I came to Italy / the EU with a tourism visa. Americans can travel to the EU (and lots of places) with this type of visa very easily. We just get a stamp when we arrive, nothing has to be applied for in advance. In the case of the EU, we can stay for up to three months before we are supposed to return to the US for six months. But keep in mind we only get stamps when we arrive. It is virtually impossible to know when we leave or how long we stayed after the fact. It is extra confusing considering the visa is for the whole EU. Thousands of backpackers travel Europe for years at a time, and no one really knows or cares because they are never in one place very long.

When I came out here I took the cheapest flight possible, a very long flight from SAS that stopped in Stockholm and eventually dropped me in Milan. No, I did not get to see Stockholm. Since I first touched down in Europe in Sweden, that is where my visa is from. I had all but forgotten about this, it seemed so unimportant.

In Italy, if you are staying for more than one week, apparently they want you to have an “Italy” EU visa. I was unaware. I only even ran into this after being in Italy a month. I had never stayed at the same hostel for more than one week. Also, they were hostels, so only my passport number was being sent, the police could not see that my visa was from a country other than Italy.

So at the police station it was not a very big deal, I had not done anything wrong (and I knew it). We went right in, because of course Filippa knew them all. They just needed me to fill out a form, since I am here for more than one week and my EU visa is not from Italy. So why am I so upset? This form that will stay with the Italy police says when I arrived in the EU, and when I plan on leaving, more than my passport says. Now the Italian police know that I have used up my tourism visa until May 23th (six months after I leave). They said I could still go to Spain (for example) or I could come back to Italy with a work or student visa. But I’m bummed that I can’t just drop in to Italy for a visit until May 23rd.

Out with Filippa

Last night Filippa took me out for gelato near the Pantheon. I mentioned before she knows everyone in the neighborhood. She took me to a bar / restaurant nearby just to introduce me to everyone who works there. She is telling everyone she is friends with my parents. Then while waiting for the bus, she pointed out the Carabinieri. I asked the difference between the Carabinieri and Polizia and she called them over and had them explain, chatted with them until the bus came. Later we passed a police station and she had us go in, chatted up the girl working at the desk, and had her explain the difference again.
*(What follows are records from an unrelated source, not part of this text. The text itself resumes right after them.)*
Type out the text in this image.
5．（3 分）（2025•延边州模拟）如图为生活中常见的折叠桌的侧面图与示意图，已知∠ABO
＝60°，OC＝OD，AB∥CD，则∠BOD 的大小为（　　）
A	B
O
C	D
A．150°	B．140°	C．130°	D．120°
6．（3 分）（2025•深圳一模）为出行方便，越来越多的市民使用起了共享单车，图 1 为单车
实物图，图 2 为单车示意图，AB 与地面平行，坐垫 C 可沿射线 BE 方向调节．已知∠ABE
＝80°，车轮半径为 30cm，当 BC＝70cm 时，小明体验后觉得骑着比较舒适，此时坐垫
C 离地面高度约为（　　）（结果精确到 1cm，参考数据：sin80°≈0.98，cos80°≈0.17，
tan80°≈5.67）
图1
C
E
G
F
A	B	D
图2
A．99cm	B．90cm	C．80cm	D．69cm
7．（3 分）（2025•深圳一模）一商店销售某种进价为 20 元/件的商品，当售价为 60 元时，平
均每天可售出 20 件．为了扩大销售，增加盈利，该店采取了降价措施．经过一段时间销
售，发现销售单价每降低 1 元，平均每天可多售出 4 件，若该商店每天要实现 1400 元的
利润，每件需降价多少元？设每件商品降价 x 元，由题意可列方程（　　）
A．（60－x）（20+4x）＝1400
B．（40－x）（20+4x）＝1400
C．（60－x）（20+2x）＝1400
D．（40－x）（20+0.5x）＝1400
And model for me the difference in uniform. When we walked out she said to me in Italian, “I’m not exactly normal”. (In case you are curious, the polizia are civilian, and the cababinieri have a military structure.) We got delicious gelati and took cover from some rain in a museum entrance across the street, where she knew the people there as well. Then we went to the Pantheon, which was amazing. The noble families in Italy (or maybe just Rome) still get married there. Rome seems smaller with Filippa.